La jurisprudence islamique a largement élaboré la question des droits et des obligations des communautés non musulmanes vivant dans une société à majorité musulmane. Mais une jurisprudence islamique traitant des questions de l’identité, de la citoyenneté et de la participation citoyenne dans une situation où les musulmans sont minoritaires n’existe pas et, si elle existe, elle est encore dans une phase embryonnaire. Ces questions ne se posent pas à n’importe quel jurisconsulte dont l’érudition doit se fonder sur une bonne connaissance du Coran, des hadiths (les dits du prophète de l’islam) et des autres sources islamiques. Elles se posent aux Québécois de foi islamique qui connaissent l’islam et la situation dans laquelle ils vivent. Ils sont mieux équipés pour répondre à ces questions. C’est de leurs réponses que dépendent leur vie, leur bien-être et leur avenir.

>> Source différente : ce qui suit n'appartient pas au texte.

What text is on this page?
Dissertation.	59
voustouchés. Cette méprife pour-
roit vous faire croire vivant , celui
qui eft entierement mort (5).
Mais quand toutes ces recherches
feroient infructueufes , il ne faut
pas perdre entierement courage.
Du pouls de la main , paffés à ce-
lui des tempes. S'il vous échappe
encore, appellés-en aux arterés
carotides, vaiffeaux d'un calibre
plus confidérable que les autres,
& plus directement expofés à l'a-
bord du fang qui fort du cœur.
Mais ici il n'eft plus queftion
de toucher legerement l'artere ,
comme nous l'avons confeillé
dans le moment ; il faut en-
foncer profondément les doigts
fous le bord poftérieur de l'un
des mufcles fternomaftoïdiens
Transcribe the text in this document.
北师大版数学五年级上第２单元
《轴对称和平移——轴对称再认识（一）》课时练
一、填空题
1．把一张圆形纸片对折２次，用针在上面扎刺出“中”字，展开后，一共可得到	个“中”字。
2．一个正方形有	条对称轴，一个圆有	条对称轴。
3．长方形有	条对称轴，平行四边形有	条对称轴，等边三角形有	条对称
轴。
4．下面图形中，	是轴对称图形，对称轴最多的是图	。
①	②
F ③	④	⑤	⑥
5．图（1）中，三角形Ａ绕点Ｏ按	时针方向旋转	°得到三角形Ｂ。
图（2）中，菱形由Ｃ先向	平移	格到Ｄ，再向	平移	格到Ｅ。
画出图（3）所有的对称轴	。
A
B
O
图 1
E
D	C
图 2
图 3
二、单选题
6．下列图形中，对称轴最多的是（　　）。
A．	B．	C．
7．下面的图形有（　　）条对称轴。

Mais, au lieu de développer leur propre vision de leur situation originale au Québec, plusieurs Québécois de foi musulmane empruntent de fausses pistes pour résoudre leurs problèmes : soit en allant chercher les réponses auprès de jurisconsultes musulmans de pays lointains qui n’ont jamais vécu la situation de minorité dans une société occidentale à majorité non musulmane; soit en essayant d’appliquer des recettes juridiques anciennes qui ont été produites dans le passé pour une situation qui est loin d’être comparable à la situation québécoise.
Comment les Québécois de foi islamique doivent-ils se comporter dans la nouvelle société à majorité non islamique dans laquelle ils ont immigré? Doivent-ils revoir leurs comportements, laisser tomber certaines coutumes héritées qui ne sont pas liées aux dogmes et aux éléments de la foi pour faciliter l’intégration et non l’assimilation?
À de telles questions, l’islam est capable de donner des réponses qui découlent de la notion d’alliance ou de pacte. Dans ce domaine, l’islam va très loin. Le pacte est sacré et a la priorité sur les autres liens. Un visa, la permission de s’établir dans un pays, un passeport sont des pactes qui imposent des engagements et demandent le respect des lois et des éléments essentiels sur lesquels la société d’accueil est établie. Une fois que le musulman a accepté le visa et la citoyenneté, il conclut un pacte avec le nouveau pays. Il devient donc de son devoir religieux de respecter son engagement envers les lois de son nouveau pays.
Référence : Daher, Ali, "Les musulmans au Québec", Relations, juin 2003 (685), p. 29-32.